AFRL has been tasked with validating the Utah State University GAIM (Global Assimilation of Ionospheric Measurements) model of the ionosphere, which is run in real time by the Air Force Weather Agency.
The USU-GAIM model currently assimilates, in addition to the voluminous GPS TEC data, in situ densities from DMSP satellites, UV radiances from SSUSI sensors on the DMSP satellites, and vertical profiles provided by a limited number of Digisondes. AFRL has performed a large number of USU-GAIM validations, using as ground truth values of foF2 and M(3000)F2 from non-assimilated ionograms, the in situ electron density at ~400 km provided by CHAMP, and the vertical TEC provided over ocean areas by TOPEX and JASON.

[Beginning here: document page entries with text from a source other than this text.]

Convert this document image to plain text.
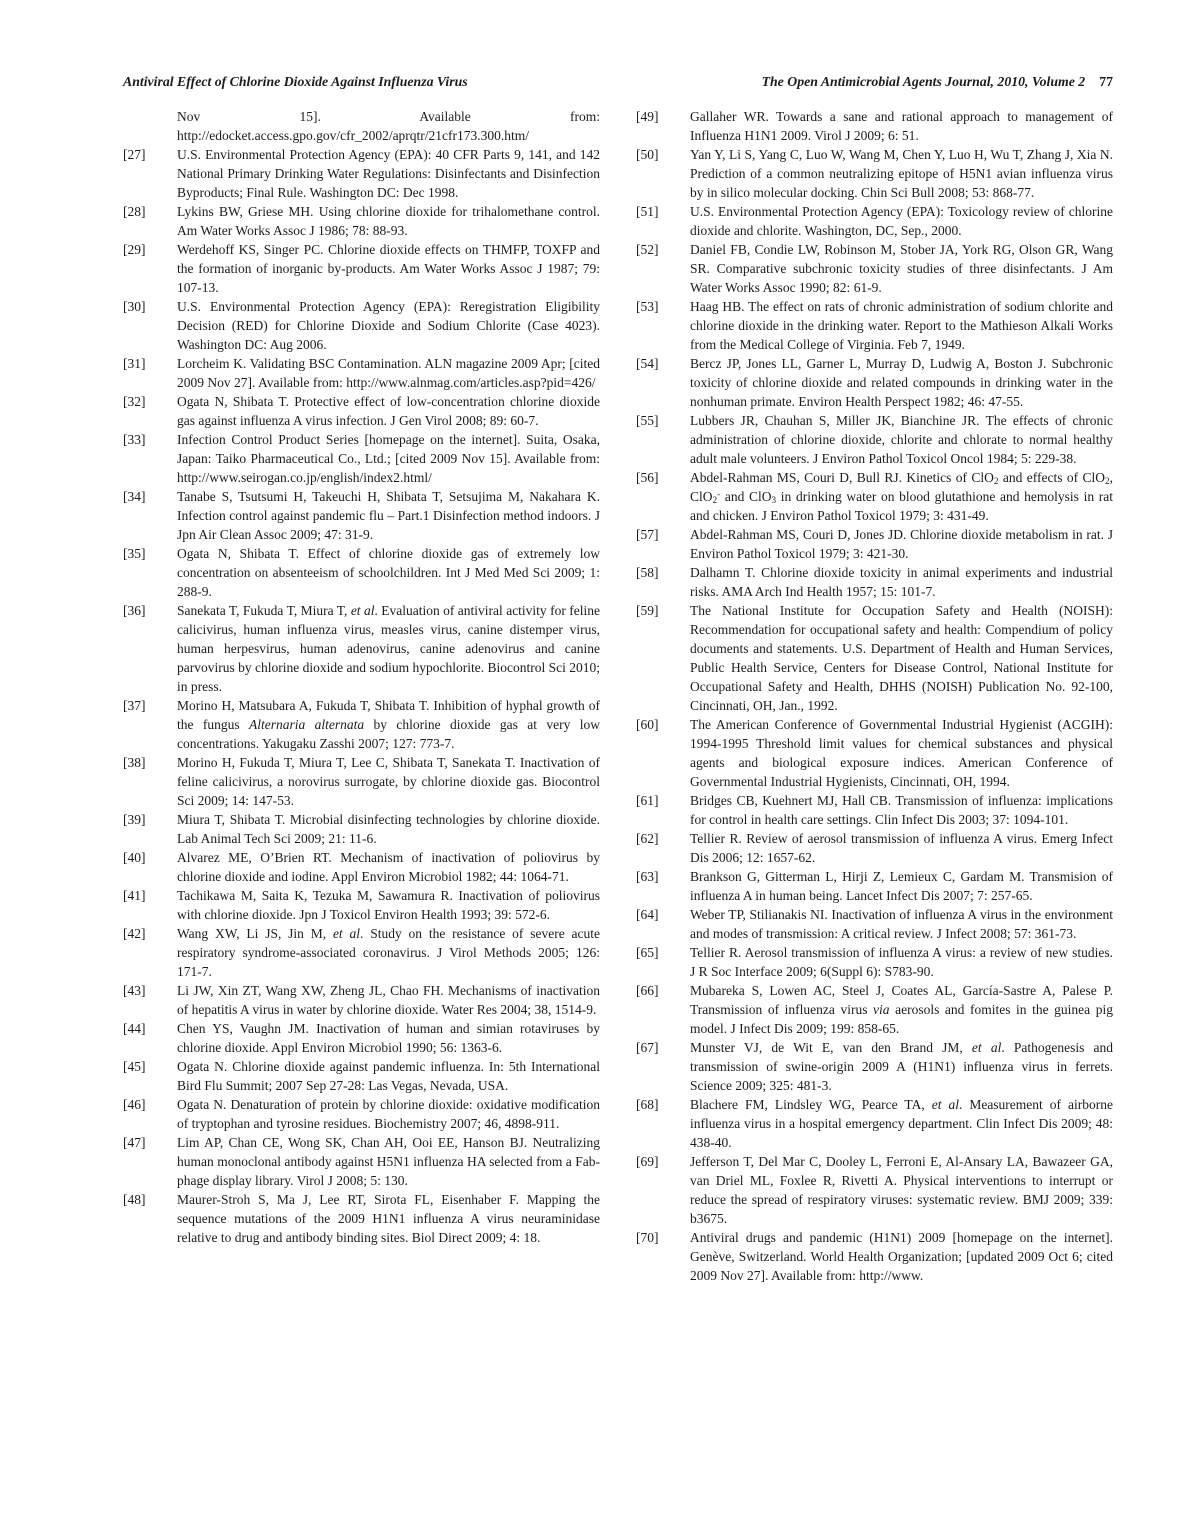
Antiviral Effect of Chlorine Dioxide Against Influenza Virus	The Open Antimicrobial Agents Journal, 2010, Volume 2 77
Nov 15]. Available from: http://edocket.access.gpo.gov/cfr_2002/aprqtr/21cfr173.300.htm/
[27] U.S. Environmental Protection Agency (EPA): 40 CFR Parts 9, 141, and 142 National Primary Drinking Water Regulations: Disinfectants and Disinfection Byproducts; Final Rule. Washington DC: Dec 1998.
[28] Lykins BW, Griese MH. Using chlorine dioxide for trihalomethane control. Am Water Works Assoc J 1986; 78: 88-93.
[29] Werdehoff KS, Singer PC. Chlorine dioxide effects on THMFP, TOXFP and the formation of inorganic by-products. Am Water Works Assoc J 1987; 79: 107-13.
[30] U.S. Environmental Protection Agency (EPA): Reregistration Eligibility Decision (RED) for Chlorine Dioxide and Sodium Chlorite (Case 4023). Washington DC: Aug 2006.
[31] Lorcheim K. Validating BSC Contamination. ALN magazine 2009 Apr; [cited 2009 Nov 27]. Available from: http://www.alnmag.com/articles.asp?pid=426/
[32] Ogata N, Shibata T. Protective effect of low-concentration chlorine dioxide gas against influenza A virus infection. J Gen Virol 2008; 89: 60-7.
[33] Infection Control Product Series [homepage on the internet]. Suita, Osaka, Japan: Taiko Pharmaceutical Co., Ltd.; [cited 2009 Nov 15]. Available from: http://www.seirogan.co.jp/english/index2.html/
[34] Tanabe S, Tsutsumi H, Takeuchi H, Shibata T, Setsujima M, Nakahara K. Infection control against pandemic flu – Part.1 Disinfection method indoors. J Jpn Air Clean Assoc 2009; 47: 31-9.
[35] Ogata N, Shibata T. Effect of chlorine dioxide gas of extremely low concentration on absenteeism of schoolchildren. Int J Med Med Sci 2009; 1: 288-9.
[36] Sanekata T, Fukuda T, Miura T, et al. Evaluation of antiviral activity for feline calicivirus, human influenza virus, measles virus, canine distemper virus, human herpesvirus, human adenovirus, canine adenovirus and canine parvovirus by chlorine dioxide and sodium hypochlorite. Biocontrol Sci 2010; in press.
[37] Morino H, Matsubara A, Fukuda T, Shibata T. Inhibition of hyphal growth of the fungus Alternaria alternata by chlorine dioxide gas at very low concentrations. Yakugaku Zasshi 2007; 127: 773-7.
[38] Morino H, Fukuda T, Miura T, Lee C, Shibata T, Sanekata T. Inactivation of feline calicivirus, a norovirus surrogate, by chlorine dioxide gas. Biocontrol Sci 2009; 14: 147-53.
[39] Miura T, Shibata T. Microbial disinfecting technologies by chlorine dioxide. Lab Animal Tech Sci 2009; 21: 11-6.
[40] Alvarez ME, O’Brien RT. Mechanism of inactivation of poliovirus by chlorine dioxide and iodine. Appl Environ Microbiol 1982; 44: 1064-71.
[41] Tachikawa M, Saita K, Tezuka M, Sawamura R. Inactivation of poliovirus with chlorine dioxide. Jpn J Toxicol Environ Health 1993; 39: 572-6.
[42] Wang XW, Li JS, Jin M, et al. Study on the resistance of severe acute respiratory syndrome-associated coronavirus. J Virol Methods 2005; 126: 171-7.
[43] Li JW, Xin ZT, Wang XW, Zheng JL, Chao FH. Mechanisms of inactivation of hepatitis A virus in water by chlorine dioxide. Water Res 2004; 38, 1514-9.
[44] Chen YS, Vaughn JM. Inactivation of human and simian rotaviruses by chlorine dioxide. Appl Environ Microbiol 1990; 56: 1363-6.
[45] Ogata N. Chlorine dioxide against pandemic influenza. In: 5th International Bird Flu Summit; 2007 Sep 27-28: Las Vegas, Nevada, USA.
[46] Ogata N. Denaturation of protein by chlorine dioxide: oxidative modification of tryptophan and tyrosine residues. Biochemistry 2007; 46, 4898-911.
[47] Lim AP, Chan CE, Wong SK, Chan AH, Ooi EE, Hanson BJ. Neutralizing human monoclonal antibody against H5N1 influenza HA selected from a Fab-phage display library. Virol J 2008; 5: 130.
[48] Maurer-Stroh S, Ma J, Lee RT, Sirota FL, Eisenhaber F. Mapping the sequence mutations of the 2009 H1N1 influenza A virus neuraminidase relative to drug and antibody binding sites. Biol Direct 2009; 4: 18.
[49] Gallaher WR. Towards a sane and rational approach to management of Influenza H1N1 2009. Virol J 2009; 6: 51.
[50] Yan Y, Li S, Yang C, Luo W, Wang M, Chen Y, Luo H, Wu T, Zhang J, Xia N. Prediction of a common neutralizing epitope of H5N1 avian influenza virus by in silico molecular docking. Chin Sci Bull 2008; 53: 868-77.
[51] U.S. Environmental Protection Agency (EPA): Toxicology review of chlorine dioxide and chlorite. Washington, DC, Sep., 2000.
[52] Daniel FB, Condie LW, Robinson M, Stober JA, York RG, Olson GR, Wang SR. Comparative subchronic toxicity studies of three disinfectants. J Am Water Works Assoc 1990; 82: 61-9.
[53] Haag HB. The effect on rats of chronic administration of sodium chlorite and chlorine dioxide in the drinking water. Report to the Mathieson Alkali Works from the Medical College of Virginia. Feb 7, 1949.
[54] Bercz JP, Jones LL, Garner L, Murray D, Ludwig A, Boston J. Subchronic toxicity of chlorine dioxide and related compounds in drinking water in the nonhuman primate. Environ Health Perspect 1982; 46: 47-55.
[55] Lubbers JR, Chauhan S, Miller JK, Bianchine JR. The effects of chronic administration of chlorine dioxide, chlorite and chlorate to normal healthy adult male volunteers. J Environ Pathol Toxicol Oncol 1984; 5: 229-38.
[56] Abdel-Rahman MS, Couri D, Bull RJ. Kinetics of ClO$_2$ and effects of ClO$_2$, ClO$_2$- and ClO$_3$ in drinking water on blood glutathione and hemolysis in rat and chicken. J Environ Pathol Toxicol 1979; 3: 431-49.
[57] Abdel-Rahman MS, Couri D, Jones JD. Chlorine dioxide metabolism in rat. J Environ Pathol Toxicol 1979; 3: 421-30.
[58] Dalhamn T. Chlorine dioxide toxicity in animal experiments and industrial risks. AMA Arch Ind Health 1957; 15: 101-7.
[59] The National Institute for Occupation Safety and Health (NOISH): Recommendation for occupational safety and health: Compendium of policy documents and statements. U.S. Department of Health and Human Services, Public Health Service, Centers for Disease Control, National Institute for Occupational Safety and Health, DHHS (NOISH) Publication No. 92-100, Cincinnati, OH, Jan., 1992.
[60] The American Conference of Governmental Industrial Hygienist (ACGIH): 1994-1995 Threshold limit values for chemical substances and physical agents and biological exposure indices. American Conference of Governmental Industrial Hygienists, Cincinnati, OH, 1994.
[61] Bridges CB, Kuehnert MJ, Hall CB. Transmission of influenza: implications for control in health care settings. Clin Infect Dis 2003; 37: 1094-101.
[62] Tellier R. Review of aerosol transmission of influenza A virus. Emerg Infect Dis 2006; 12: 1657-62.
[63] Brankson G, Gitterman L, Hirji Z, Lemieux C, Gardam M. Transmision of influenza A in human being. Lancet Infect Dis 2007; 7: 257-65.
[64] Weber TP, Stilianakis NI. Inactivation of influenza A virus in the environment and modes of transmission: A critical review. J Infect 2008; 57: 361-73.
[65] Tellier R. Aerosol transmission of influenza A virus: a review of new studies. J R Soc Interface 2009; 6(Suppl 6): S783-90.
[66] Mubareka S, Lowen AC, Steel J, Coates AL, García-Sastre A, Palese P. Transmission of influenza virus via aerosols and fomites in the guinea pig model. J Infect Dis 2009; 199: 858-65.
[67] Munster VJ, de Wit E, van den Brand JM, et al. Pathogenesis and transmission of swine-origin 2009 A (H1N1) influenza virus in ferrets. Science 2009; 325: 481-3.
[68] Blachere FM, Lindsley WG, Pearce TA, et al. Measurement of airborne influenza virus in a hospital emergency department. Clin Infect Dis 2009; 48: 438-40.
[69] Jefferson T, Del Mar C, Dooley L, Ferroni E, Al-Ansary LA, Bawazeer GA, van Driel ML, Foxlee R, Rivetti A. Physical interventions to interrupt or reduce the spread of respiratory viruses: systematic review. BMJ 2009; 339: b3675.
[70] Antiviral drugs and pandemic (H1N1) 2009 [homepage on the internet]. Genève, Switzerland. World Health Organization; [updated 2009 Oct 6; cited 2009 Nov 27]. Available from: http://www.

USU GAIM runs at AFRL in about one-third real time. For validations against ionogram characteristics, AFRL usually works with a full month of GAIM and Digisonde data, which takes ~10 days to run. The long run times make it difficult to address essential “what if” scenarios, except for limited time intervals. Compounded with the problem of long run times is the fact that the UV observations are from a satellite that is only very rarely in near conjunction with the ground-truth satellites such as CHAMP and JASON, or near ground-based ionosondes. Exacerbating this problem even further is the fact that the most reliable assimilated UV data is from the evening equatorial ionosphere. It is often not possible to obtain useful ionogram characteristics for the evening equatorial ionosphere because of the occurrence of irregularities that lead to spread F echoes on the ionograms.
We will discuss the impact of these various challenges on the lessons that can be learned from validation studies of global ionospheric models.